Different authors have described techniques without aortic cross clamping and other less invasive options. Risberg et al.5 reported that puncture, fenestration or resection of the sac did not seem to be adequate. Mory et al.14 suggested an open surgical approach based on decompression and fenestration of the aneurysm sac, proximal aortic neck banding, and transmural endograft fixation with good results in three cases. However, this technique did not obviate major laparotomy and did not exclude the endograft that retained its porosity.
Various authors have proposed treatment with endograft relining with satisfactory results. Goodney & Fillinger15 reported nine cases using another Excluder® device with a mean follow-up of 16 months, in which mean diameter decreased 2.0 mm/year and mean sac volume decreased 2.6% per year. They argued for a selective strategy in three ways: reline limbs only; reline limbs only and advance the bifurcation; and reline with aortic cuff and limbs. It depends on the parts in contact with the sac. Kougias et al.6 also reported cases of endograft relining with another Excluder® component. The use of aortic cuffs and limbs clearly does not totally eliminate contact between the relatively porous PTFE graft and flowing blood. The authors believe that the dynamic process of transudation and resorption would be tipped in favor of resorption. Sac expansion appeared to be arrested by relining the high-permeability device with low-permeability Excluder® endoprosthesis components. Conversely, the nature of the original expansion pattern makes it difficult to declare that the relining procedure with another PTFE is a definitive solution for endotension.
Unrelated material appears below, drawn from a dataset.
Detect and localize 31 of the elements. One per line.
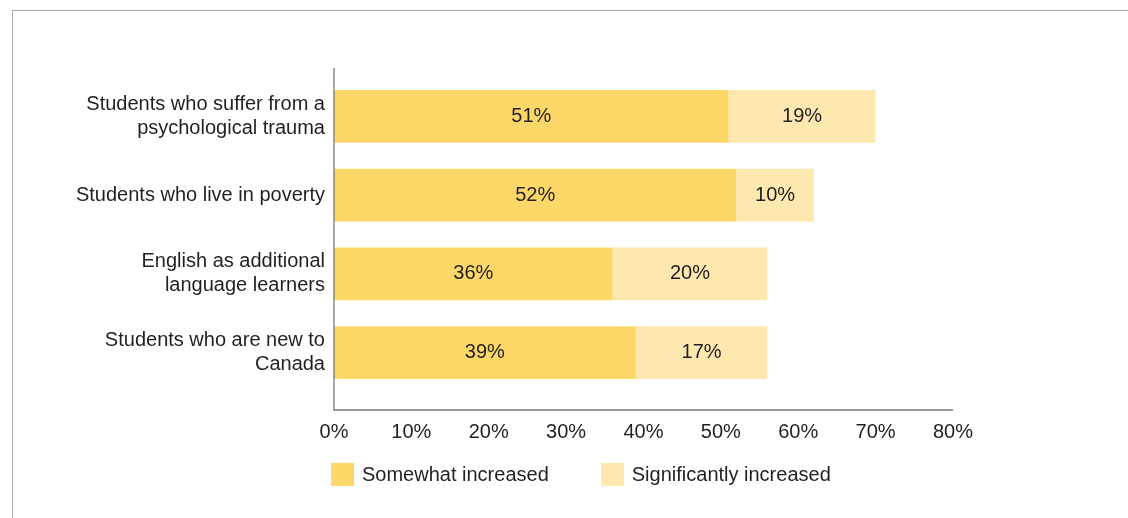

In our report we did not detect any previous endoleak and the patient was not submitted to any intervention other than aortouniiliac endograft with femorofemoral crossover bypass. We describe a technique with total exclusion of the previous components using a graft with known low permeability, such as dacron from Zenith® graft. Smith et al. showed a rapid sac diameter decrease of 41 mm in six months.7 In our case, the sac decreased by 10 mm in six months. This case reports a valuable minimally invasive option for patients with endotension and an alternative to open surgical conversion or relining with another PTFE graft.
In conclusion, an increase in aneurysmal sac diameter by endotension after EVAR is an indication for intervention. For patients with advanced age or poor clinical conditions, a minimally invasive technique may be more suitable than open surgical conversion. Endovascular treatment of endotension with dacron stent graft seems to be a safe and efficient alternative to relining with another PTFE stent graft.